La troisième colonne porte la signification de ces noms juifs en latin et en français: elle a le mérite de nous montrer quelles idées les grammairiens juifs se sont faites de ces voyelles de nature brève. Plusieurs de leurs définitions prouvent, par leur bizarrerie, l’embarras des inventeurs; car dire que e et i sont le bruit d’un gond; que a est un état de la bouche semblable au poing (de la main) qui rassemble les doigts, cela est à la fois vague et inexact: ajoutez l’équivoque de a avec o, à raison du même signe (kamets-kateph pour les deux)[174], tout indique des hommes qui tâtonnent en une chose neuve. Mais venons au fond.

[174] Cette analogie de a avec o est remarquable en ce qu’elle existe dans l’anglais, comme je l’ai noté [pag. 31] et [32] de l’Alfabet européen: elle tend à expliquer pourquoi l’alef des Chaldéens est devenu olaf chez les Syriens, et par inverse l’o de l’ancien russe, souvent un a dans le moderne.

Nous avons ici seize signes ou figures de points, dont quatorze seulement sont voyelles: deux ne le sont pas, savoir, daghès et mappik.

Daghès signifie appuyer sur une lettre, comme il arrive quand on la redouble. Par exemple, dans nos mots frappé, battu: c’est ce que les Arabes nomment TAšDÎD ou fortifiement de la lettre. Par exemple, dans leurs mots radd (il a rendu), madd (il a étendu). Ce signe convient a l’écriture orientale, qui n’admet pas le redoublement d’une même lettre; il tombe inutile dans la nôtre qui le permet.

Mappik indique qu’il faut faire sentir l’h et non le laisser mort; comme cela ne fait rien au sens, c’est un signe nul à supprimer[175].

[175] Remarquez que mappik est une orthographe barbare, le P n’existant ni en hébreu, ni en arabe. On doit écrire mafiq, composé d’afaq, affermir: daghès, ou plutôt dagas est un mot syriaque qui signifie appesantissement.

Il ne nous reste donc que quatorze vrais points, signes de voyelles, mais le plus léger coup-d’œil va faire sentir que ce ne sont point quatorze individus différens, ce sont seulement cinq mêmes voyelles répétées sous trois mesures de temps; l’une longue, l’autre brève, et la troisième brévissime: au total, nous n’avons ici réellement que les cinq voyelles latines et grecques a, e, i, o, u, et cela dans l’ordre même ou les grammairiens de ces peuples nous les montrent rangées de tout temps.
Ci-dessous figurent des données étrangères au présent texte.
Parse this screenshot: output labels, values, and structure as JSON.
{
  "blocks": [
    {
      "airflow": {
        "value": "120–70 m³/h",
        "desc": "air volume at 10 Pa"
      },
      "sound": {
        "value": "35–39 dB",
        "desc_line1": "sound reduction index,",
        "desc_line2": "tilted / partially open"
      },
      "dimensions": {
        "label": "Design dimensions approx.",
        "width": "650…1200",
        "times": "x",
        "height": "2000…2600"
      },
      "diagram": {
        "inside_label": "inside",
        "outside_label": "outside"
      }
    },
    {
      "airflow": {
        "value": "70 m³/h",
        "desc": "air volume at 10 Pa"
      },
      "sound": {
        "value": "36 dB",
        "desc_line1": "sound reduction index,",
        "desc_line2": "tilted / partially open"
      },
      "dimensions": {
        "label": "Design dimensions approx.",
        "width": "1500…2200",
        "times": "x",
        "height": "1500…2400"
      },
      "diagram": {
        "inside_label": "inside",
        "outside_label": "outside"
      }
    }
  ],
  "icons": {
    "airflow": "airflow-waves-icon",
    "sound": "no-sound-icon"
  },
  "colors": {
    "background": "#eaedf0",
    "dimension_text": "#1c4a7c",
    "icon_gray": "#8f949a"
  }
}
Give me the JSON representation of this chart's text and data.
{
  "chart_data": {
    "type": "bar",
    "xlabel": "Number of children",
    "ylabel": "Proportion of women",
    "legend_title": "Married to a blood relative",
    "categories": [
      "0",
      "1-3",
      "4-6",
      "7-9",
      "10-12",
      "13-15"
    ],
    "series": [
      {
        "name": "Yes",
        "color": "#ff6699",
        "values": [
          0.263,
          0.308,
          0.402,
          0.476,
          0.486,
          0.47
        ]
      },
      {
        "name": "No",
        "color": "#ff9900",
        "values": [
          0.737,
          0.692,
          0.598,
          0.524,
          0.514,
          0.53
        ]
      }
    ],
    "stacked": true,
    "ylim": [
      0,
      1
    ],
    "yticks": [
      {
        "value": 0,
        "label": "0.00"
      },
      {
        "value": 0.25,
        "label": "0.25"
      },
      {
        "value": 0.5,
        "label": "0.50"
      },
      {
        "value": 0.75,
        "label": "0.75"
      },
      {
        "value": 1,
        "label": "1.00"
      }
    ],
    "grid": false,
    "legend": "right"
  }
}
Certainement ceci est une imitation de la part des rabbins; et cette imitation n’a pu avoir lieu que depuis leur contact intime avec les Grecs, d’abord dans la ville d’Alexandrie, puis au temps du Bas-Empire dans toute la Syrie: ceci nous ramène toujours à notre hypothèse sur la formation de ce système d’orthographe dans le cinquième siècle de N. E.

Ici se place une observation relative à l’alfabet syrien; lui aussi a un système de points-voyelles fondé sur les mêmes principes: est-il plus ou moins ancien? cela ne m’est pas clair: dans le syriaque, quelques points-voyelles sont réellement des points comme dans l’hébreu; mais il en est d’autres qui ont la figure de quatre voyelles grecques réduites à l’état de miniature, précisément comme les Arabes ont réduit leurs trois voyelles A, I, ω en fatha, kesré, domma (Voyez le [tableau no IV]). Je suis porté à croire que les Syriens ont imité les Juifs pour les points, et qu’ils n’ont inventé leurs signes grecs que plus tard.

Quoi qu’il en soit de ce côté, les Juifs me semblent décidément avoir le mérite de la priorité sur les Arabes, puisque ceux-ci n’ont commencé de s’occuper de ces matières qu’à la fin du septième siècle; et que leur système plus simple et plus parfait devient une preuve de plus à mon opinion; revenons à notre sujet.

Les quatorze signes des Juifs, je le répète, ne peignent réellement que les cinq voyelles a, e, i, o, u; j’ajoute qu’ils les peignent dans le double état de brèves et de longues dont j’ai parlé: j’en vois une preuve dans les procédés des Arabes, qui, à la date du septième et du huitième siècle, n’ont dû être à certains égards que les imitateurs des Juifs. Nous savons que les grammairiens musulmans, ayant reconnu aux trois grandes voyelles une manière d’être prononcées brèves, ils imaginèrent de peindre cet état par trois signes qui furent la miniature de ces grandes voyelles. L’un de ces signes fut la petite barre appelée Fatha pour Alef; le second dit Kesré pour Iod; le troisième dit Domma pour ωau.